Frankie stands up, scraping his stool on the floor, puts his glass on the bar, and whirls. Cormac steps to the side, astonished that it’s come to this, and Frankie goes past him, landing on a table with a crash of glasses, ashtrays, plates, and a vase. A woman screams. Blood pumps from Frankie’s forehead. People look at Cormac, and he shrugs, raising his eyebrows in a stage version of bafflement. He thinks: This kind of trouble is all I need. Two waiters and the owner heave and haul, trying to get Frankie to his feet. Cormac steps into the small men’s room. When he returns, Frankie is holding a towel to his head, while the waiters walk him out the door.
“Jesus, what’d you hit him wit’?” says a plump dark-haired woman, her voice filled with awe. She’s wedged into a stool.
“Nothing,” Cormac says. “He swung and he missed.”
His hand trembles as he lights another cigarette. He realizes that he hasn’t had a fight in a saloon in almost sixty years. That is, since the week after Pearl Harbor. Fights in saloons end up in police stations, places he can’t afford to visit. He inhales deeply. The smoke is delicious. The bar turns noisy again, the broken glass swept up, the blood mopped away. The customers resume their noise. A cell phone rings, but it isn’t Cormac’s. The owner comes over.
“Sorry about that,” he says. “He’s usually pretty harmless, Frankie, as big as he is. Works for Verizon, loves the Mets. But he lost his wife, maybe six weeks now? Two months? Whatever. Anyways, he hasn’t been right in the head. They had no kids, except Frankie, and now he’s another lost soul. One of the guys is driving him to Saint Vincent’s.”
“Ah, shit,” Cormac says. “I’m sorry.”
“Not your fault,” the owner says. “You didn’t kill his wife. Life did. Hey, have one on me.”
“Thanks,” Cormac says, and gazes out the window.
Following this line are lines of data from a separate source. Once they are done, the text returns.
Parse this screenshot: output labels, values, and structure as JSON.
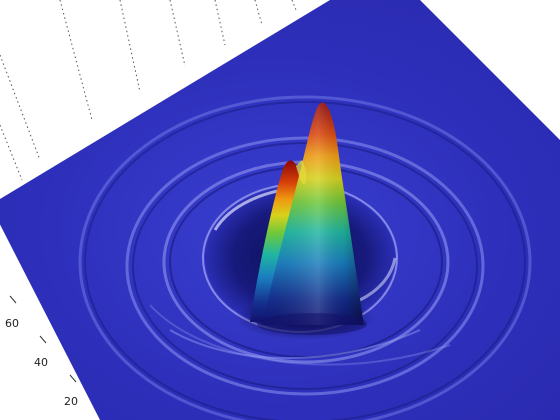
{
  "chart_data": {
    "type": "surface3d",
    "title": "",
    "xlabel": "",
    "ylabel": "",
    "zlabel": "",
    "y_ticks": [
      "20",
      "40",
      "60"
    ],
    "grid": true,
    "colormap": "jet",
    "features": {
      "main_peak_height_fraction": 1.0,
      "secondary_peak_height_fraction": 0.62,
      "ring_ripples": 3
    }
  }
}
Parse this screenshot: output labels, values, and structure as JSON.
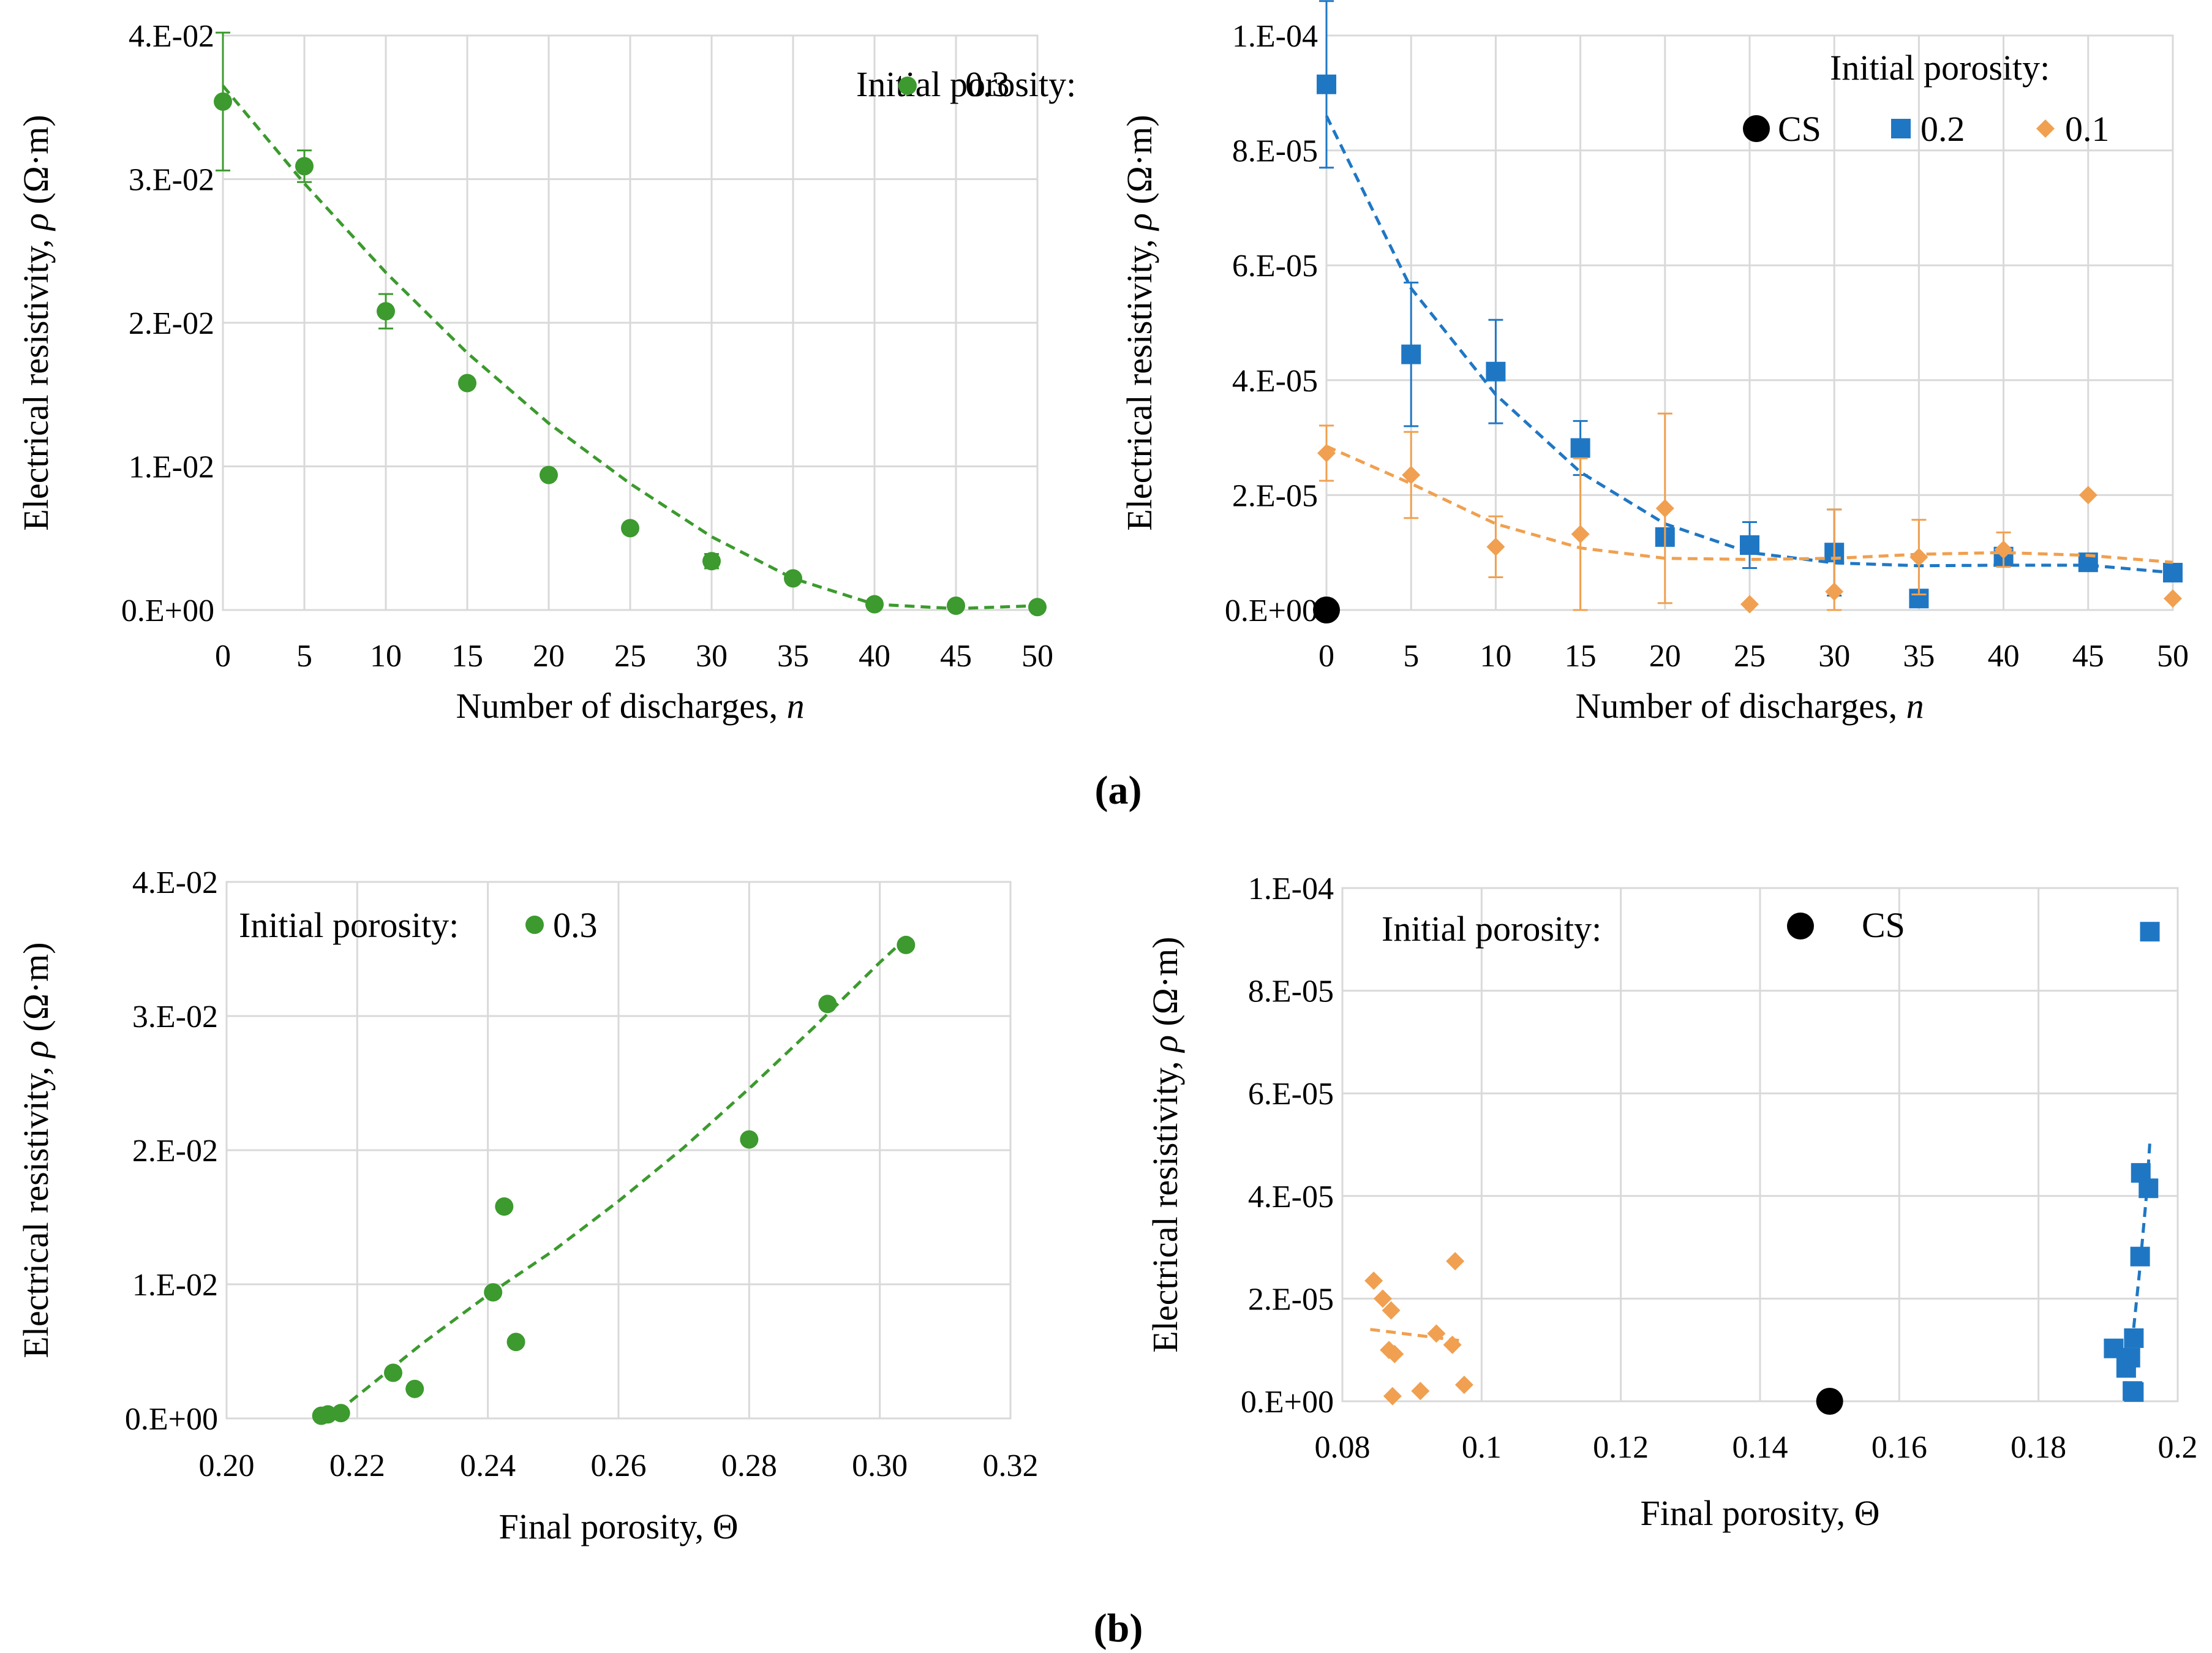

Kongo is across the street. He nods, and Cormac leaves his change and hurries to the door.
113.
They embrace on the corner and start walking together toward the river. Kongo is wearing a zipper jacket and jeans, like a million other men in the autumnlike city. Silver is scratched into his hair, and there’s a melancholy look in his eyes. His grave voice is deeper, his accent more refined and English. They talk about how much the city has changed since they were young, how their small shared village became the metropolis. Cormac tells Kongo of the image he sometimes sees from the top of a skyscraper: a huge sculpture, thirteen miles long, two miles wide, the island of Manhattan being shaped by a restless unknown hand, a godlike artist who is never satisfied, forever adding elements here, erasing them there, lusting for perfection.